De agnostische spreker Robert Ingersoll was de neef van Vesta. Maria en haar broers en zussen zijn religieus opgevoed, hoewel ze de evangelisatie van die tijd hebben afgewezen en geen enkele sekte associëren.

Iedereen in het gezin werkte hard op de boerderij en werd omringd door vele boeken die de kinderen werden aangemoedigd om te lezen. De familie Walker hielp bij het vinden van een school op hun terrein en de oudere zussen van Mary waren leraren op de school.

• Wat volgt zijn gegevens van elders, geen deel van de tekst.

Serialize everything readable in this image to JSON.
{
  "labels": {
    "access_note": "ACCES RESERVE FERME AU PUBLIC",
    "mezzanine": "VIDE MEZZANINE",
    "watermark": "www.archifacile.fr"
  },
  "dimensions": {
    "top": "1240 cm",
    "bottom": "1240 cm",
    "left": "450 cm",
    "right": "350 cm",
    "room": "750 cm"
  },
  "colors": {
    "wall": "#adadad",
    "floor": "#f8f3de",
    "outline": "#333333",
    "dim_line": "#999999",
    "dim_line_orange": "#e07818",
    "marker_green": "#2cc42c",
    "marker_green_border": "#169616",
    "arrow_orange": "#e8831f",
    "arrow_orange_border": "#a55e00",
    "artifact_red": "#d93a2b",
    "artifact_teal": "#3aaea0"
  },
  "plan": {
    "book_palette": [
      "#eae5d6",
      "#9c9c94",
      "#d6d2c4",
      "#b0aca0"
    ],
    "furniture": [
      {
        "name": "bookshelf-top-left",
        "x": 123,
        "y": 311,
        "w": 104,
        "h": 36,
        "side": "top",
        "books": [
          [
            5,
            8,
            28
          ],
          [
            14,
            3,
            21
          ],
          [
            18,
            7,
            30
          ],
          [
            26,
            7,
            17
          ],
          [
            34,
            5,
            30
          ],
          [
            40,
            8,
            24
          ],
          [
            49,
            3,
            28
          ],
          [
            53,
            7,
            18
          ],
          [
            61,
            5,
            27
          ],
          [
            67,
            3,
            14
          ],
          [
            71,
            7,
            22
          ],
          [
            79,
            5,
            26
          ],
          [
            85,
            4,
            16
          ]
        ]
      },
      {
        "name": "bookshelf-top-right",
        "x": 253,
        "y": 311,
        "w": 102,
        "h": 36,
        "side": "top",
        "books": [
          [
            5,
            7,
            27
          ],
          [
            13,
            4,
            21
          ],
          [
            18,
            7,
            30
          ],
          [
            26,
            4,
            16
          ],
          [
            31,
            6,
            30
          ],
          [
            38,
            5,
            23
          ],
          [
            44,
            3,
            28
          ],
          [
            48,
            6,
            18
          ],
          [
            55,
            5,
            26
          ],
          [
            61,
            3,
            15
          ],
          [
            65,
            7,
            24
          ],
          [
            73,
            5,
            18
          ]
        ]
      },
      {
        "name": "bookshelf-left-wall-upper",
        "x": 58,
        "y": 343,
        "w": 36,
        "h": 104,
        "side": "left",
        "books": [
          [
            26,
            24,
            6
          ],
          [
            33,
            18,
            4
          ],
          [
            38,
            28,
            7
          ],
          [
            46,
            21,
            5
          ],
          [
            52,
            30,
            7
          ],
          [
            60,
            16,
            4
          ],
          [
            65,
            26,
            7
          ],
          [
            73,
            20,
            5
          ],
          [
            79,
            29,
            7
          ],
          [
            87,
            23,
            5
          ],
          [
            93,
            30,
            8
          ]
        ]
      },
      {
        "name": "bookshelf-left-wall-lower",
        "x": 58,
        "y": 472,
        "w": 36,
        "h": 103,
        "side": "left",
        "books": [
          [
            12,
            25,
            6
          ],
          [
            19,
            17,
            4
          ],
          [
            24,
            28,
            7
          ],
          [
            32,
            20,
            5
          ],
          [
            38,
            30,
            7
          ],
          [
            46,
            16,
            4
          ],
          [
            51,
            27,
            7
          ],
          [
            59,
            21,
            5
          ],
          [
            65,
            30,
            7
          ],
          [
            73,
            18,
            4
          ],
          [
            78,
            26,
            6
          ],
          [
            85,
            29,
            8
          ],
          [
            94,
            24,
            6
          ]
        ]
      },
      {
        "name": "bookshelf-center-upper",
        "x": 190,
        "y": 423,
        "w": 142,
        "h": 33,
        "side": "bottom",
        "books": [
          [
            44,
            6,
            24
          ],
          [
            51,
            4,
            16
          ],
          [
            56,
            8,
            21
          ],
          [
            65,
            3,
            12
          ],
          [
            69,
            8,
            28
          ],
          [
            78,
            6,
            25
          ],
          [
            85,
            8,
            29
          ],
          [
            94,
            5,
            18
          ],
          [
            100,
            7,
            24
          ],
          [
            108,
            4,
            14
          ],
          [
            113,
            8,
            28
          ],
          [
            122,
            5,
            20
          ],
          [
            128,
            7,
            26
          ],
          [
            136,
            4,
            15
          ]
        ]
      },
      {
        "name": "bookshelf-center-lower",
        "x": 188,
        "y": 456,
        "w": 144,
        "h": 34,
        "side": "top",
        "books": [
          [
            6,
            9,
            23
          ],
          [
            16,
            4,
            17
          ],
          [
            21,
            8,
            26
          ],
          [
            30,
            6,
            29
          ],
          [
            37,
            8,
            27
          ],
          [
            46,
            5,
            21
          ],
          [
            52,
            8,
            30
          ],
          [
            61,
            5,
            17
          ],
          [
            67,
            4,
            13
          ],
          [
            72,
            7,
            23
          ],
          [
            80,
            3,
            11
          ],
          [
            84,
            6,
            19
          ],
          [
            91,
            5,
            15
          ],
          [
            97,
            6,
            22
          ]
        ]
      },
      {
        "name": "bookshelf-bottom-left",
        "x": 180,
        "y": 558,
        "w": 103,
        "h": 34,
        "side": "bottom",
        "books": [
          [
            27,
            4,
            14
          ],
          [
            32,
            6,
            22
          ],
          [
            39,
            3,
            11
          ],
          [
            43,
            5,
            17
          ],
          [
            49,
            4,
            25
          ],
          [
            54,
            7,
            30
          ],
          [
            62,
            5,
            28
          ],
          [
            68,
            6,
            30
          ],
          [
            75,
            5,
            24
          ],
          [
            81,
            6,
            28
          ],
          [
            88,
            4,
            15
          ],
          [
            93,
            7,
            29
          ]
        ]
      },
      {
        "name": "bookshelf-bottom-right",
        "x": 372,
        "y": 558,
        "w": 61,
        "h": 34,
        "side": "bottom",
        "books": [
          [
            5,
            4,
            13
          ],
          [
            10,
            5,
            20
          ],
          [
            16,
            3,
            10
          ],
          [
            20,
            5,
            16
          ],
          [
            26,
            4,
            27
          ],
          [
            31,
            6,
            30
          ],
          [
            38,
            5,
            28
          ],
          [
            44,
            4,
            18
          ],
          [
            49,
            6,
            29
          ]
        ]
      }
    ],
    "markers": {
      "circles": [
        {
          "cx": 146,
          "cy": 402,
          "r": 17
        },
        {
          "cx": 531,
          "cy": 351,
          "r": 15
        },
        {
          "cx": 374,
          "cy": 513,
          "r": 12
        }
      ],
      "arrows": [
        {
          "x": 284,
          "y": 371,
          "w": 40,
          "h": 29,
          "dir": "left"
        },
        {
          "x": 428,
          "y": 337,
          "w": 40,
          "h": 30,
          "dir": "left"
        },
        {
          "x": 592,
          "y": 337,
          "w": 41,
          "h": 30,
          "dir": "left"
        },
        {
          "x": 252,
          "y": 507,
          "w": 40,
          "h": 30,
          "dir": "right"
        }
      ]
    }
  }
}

Jonge Maria raakte betrokken bij de groeiende beweging voor vrouwenrechten. Ze heeft misschien ook Frederick Douglass ontmoet toen hij in haar geboortestad sprak. Ze ontwikkelde ook, vanuit het lezen van medische boeken die ze thuis las, het idee dat ze arts zou kunnen worden. 

Ze studeerde een jaar aan Falley Seminary in Fulton, New York, een school met cursussen in wetenschappen en gezondheid. Ze verhuisde naar Minetto, New York, om een ​​positie als leraar aan te nemen, sparen om zich in te schrijven voor een medische school.

Haar familie was ook betrokken geweest bij de hervorming van de kleding als een aspect van de rechten van de vrouw, het vermijden van strakke kleding voor vrouwen die beweging beperkte, en in plaats daarvan pleitte voor meer losse kleding. Als lerares heeft ze haar eigen kleding aangepast om losser in het afval te zijn, korter in de rok en met een broek eronder.

In 1853 schreef ze zich in aan het Syracuse Medical College, zes jaar na de medische opleiding van Elizabeth Blackwell. Deze school maakte deel uit van een beweging richting eclectische geneeskunde, een ander deel van de beweging voor gezondheidshervorming en opgevat als een meer democratische benadering van geneeskunde dan de traditionele allopathische medische opleiding. Haar opleiding omvatte traditionele lezingen en ook stage lopen bij een ervaren en erkende arts. Ze studeerde af als doctor in de geneeskunde in 1855, gekwalificeerd als zowel arts als chirurg.